Letters to the Editor

Sea lions hurt by human factor

A volunteer watches as a sea lion takes its final steps toward the Pacific Ocean in November 2014.
A volunteer watches as a sea lion takes its final steps toward the Pacific Ocean in November 2014. sprovost@thetribunenews.com

In his Jan. 4 letter, Melvin De La Motte (“Let Natural Selection Work on Sea Lions”) urged us not to rescue sick sea lions, but to let nature take its course. What he failed to consider was the human factor.

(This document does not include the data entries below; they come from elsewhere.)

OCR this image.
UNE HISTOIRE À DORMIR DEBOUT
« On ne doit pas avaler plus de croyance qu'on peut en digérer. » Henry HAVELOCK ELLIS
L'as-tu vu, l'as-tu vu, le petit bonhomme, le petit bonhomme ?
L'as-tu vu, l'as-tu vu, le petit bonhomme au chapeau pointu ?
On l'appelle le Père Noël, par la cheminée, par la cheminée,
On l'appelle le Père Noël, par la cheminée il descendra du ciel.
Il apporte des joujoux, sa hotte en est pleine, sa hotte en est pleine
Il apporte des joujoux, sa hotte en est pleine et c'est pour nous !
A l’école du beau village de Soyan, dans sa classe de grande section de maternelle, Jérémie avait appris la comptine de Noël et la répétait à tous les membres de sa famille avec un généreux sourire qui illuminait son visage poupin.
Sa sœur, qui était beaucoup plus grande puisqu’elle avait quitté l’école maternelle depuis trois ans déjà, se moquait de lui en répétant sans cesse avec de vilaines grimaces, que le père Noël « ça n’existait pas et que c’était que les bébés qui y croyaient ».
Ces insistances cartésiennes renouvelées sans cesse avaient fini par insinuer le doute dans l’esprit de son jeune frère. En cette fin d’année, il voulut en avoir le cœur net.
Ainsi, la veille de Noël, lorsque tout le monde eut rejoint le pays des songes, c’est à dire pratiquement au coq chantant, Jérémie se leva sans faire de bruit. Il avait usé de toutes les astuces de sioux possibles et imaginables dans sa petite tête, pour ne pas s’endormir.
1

What responsibility do we humans take when we are the root cause of a problem? Contrary to Mr. De La Motte’s assertion, there is evidence that demoic acid poisoning may be caused by human activity. It’s not the only reason marine mammals are rescued. Obviously, Mr. De La Motte has never encountered a marine mammal whose neck is being constricted by a fishing line, wrapped in plastic, suffering from a gunshot wound or whose jaw has been blown off by an explosive planted by a fisherman. True, sea lions are not an endangered species as yet, but recent rescues have been of fur seals, and they are endangered.

Without human intervention, the sea otter would have disappeared from the California coast. The African elephant, the rhinoceros, the orangutan, the mountain gorilla and the Bengal tiger may soon be extinct because of poaching and deforestation without human intervention. Unfortunately, the preservation of nature has, by necessity, fallen into human hands.